Appel de Blois is an initiative in 2008 by Liberté pour l’Histoire to work against legislative authorities criminalizing the past through the legislative, thus putting more and more obstacles in the way of historical research. It was signed by historians such as Carlo Ginzburg, Eric Hobsbawn, and Jacques Le Goff. The appeal, which was directed at the European public, particularly scholars, historians, and academics, called for the rejection of "moralisation" and "judicialisation" of history through the codification of the so-called memory laws.

The initiative asks people to sign up under this:

Concerned about the retrospective moralization of history and intellectual censure, we call for the mobilization of European historians and for the wisdom of politicians.

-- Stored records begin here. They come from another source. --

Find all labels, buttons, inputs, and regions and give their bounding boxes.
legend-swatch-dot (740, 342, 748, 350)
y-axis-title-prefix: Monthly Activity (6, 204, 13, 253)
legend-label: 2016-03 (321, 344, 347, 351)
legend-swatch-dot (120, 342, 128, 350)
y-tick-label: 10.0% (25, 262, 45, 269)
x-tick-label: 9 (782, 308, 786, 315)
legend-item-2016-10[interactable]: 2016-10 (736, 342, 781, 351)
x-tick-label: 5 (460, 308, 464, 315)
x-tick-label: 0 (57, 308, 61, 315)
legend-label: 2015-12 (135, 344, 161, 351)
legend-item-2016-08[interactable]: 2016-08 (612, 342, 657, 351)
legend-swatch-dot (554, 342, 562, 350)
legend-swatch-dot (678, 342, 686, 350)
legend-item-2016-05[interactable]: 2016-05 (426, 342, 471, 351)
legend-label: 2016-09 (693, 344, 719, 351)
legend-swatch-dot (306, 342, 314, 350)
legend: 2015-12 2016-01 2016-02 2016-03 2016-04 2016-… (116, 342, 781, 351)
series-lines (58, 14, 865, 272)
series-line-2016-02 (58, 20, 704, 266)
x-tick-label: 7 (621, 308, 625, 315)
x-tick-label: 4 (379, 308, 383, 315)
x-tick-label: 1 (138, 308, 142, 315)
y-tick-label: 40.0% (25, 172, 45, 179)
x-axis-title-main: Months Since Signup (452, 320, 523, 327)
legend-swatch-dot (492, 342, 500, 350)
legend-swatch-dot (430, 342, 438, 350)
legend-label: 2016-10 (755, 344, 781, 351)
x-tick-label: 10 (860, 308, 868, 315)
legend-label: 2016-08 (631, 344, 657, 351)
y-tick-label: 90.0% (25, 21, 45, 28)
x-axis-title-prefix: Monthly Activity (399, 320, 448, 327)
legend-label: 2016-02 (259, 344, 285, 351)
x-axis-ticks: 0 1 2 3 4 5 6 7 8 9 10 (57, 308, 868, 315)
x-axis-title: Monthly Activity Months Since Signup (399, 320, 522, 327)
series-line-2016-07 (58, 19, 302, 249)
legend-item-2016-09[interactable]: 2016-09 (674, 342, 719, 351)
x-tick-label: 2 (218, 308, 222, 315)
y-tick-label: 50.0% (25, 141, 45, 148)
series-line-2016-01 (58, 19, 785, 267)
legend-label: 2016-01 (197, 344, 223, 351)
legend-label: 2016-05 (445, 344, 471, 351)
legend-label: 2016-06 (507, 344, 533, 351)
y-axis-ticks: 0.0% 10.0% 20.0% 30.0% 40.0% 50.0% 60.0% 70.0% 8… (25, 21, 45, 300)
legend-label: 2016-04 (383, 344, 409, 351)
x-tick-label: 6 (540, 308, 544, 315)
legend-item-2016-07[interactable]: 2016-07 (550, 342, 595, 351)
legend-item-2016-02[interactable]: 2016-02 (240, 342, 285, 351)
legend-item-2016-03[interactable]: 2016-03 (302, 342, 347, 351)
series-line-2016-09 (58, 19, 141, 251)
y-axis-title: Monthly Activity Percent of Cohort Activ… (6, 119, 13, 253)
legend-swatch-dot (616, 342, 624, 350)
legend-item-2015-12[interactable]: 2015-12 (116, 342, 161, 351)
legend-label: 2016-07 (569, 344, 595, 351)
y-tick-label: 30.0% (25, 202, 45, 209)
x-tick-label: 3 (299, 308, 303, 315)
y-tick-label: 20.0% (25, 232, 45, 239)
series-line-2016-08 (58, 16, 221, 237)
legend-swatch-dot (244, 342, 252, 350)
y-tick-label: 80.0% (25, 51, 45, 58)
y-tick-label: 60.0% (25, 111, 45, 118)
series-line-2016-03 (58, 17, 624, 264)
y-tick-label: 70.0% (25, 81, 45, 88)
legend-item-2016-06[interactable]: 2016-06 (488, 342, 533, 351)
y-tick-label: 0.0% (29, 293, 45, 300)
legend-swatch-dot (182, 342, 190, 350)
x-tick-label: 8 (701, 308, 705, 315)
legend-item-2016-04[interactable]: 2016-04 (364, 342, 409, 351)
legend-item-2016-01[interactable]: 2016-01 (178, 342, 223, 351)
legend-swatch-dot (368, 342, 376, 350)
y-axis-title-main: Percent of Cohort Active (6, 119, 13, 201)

History must not be a slave to contemporary politics nor can it be written on the command of competing memories. In a free state, no political authority has the right to define historical truth and to restrain the freedom of the historian with the threat of penal sanctions.
We call on historians to marshal their forces within each of their countries and to create structures similar to our own, and, for the time being, to individually sign the present appeal, to put a stop to this movement toward laws aimed at controlling history memory.
We ask government authorities to recognize that, while they are responsible for the maintenance of the collective memory, they must not establish, by law and for the past, an official truth whose legal application can carry serious consequences for the profession of history and for intellectual liberty in general.
In a democracy, liberty for history is liberty for all.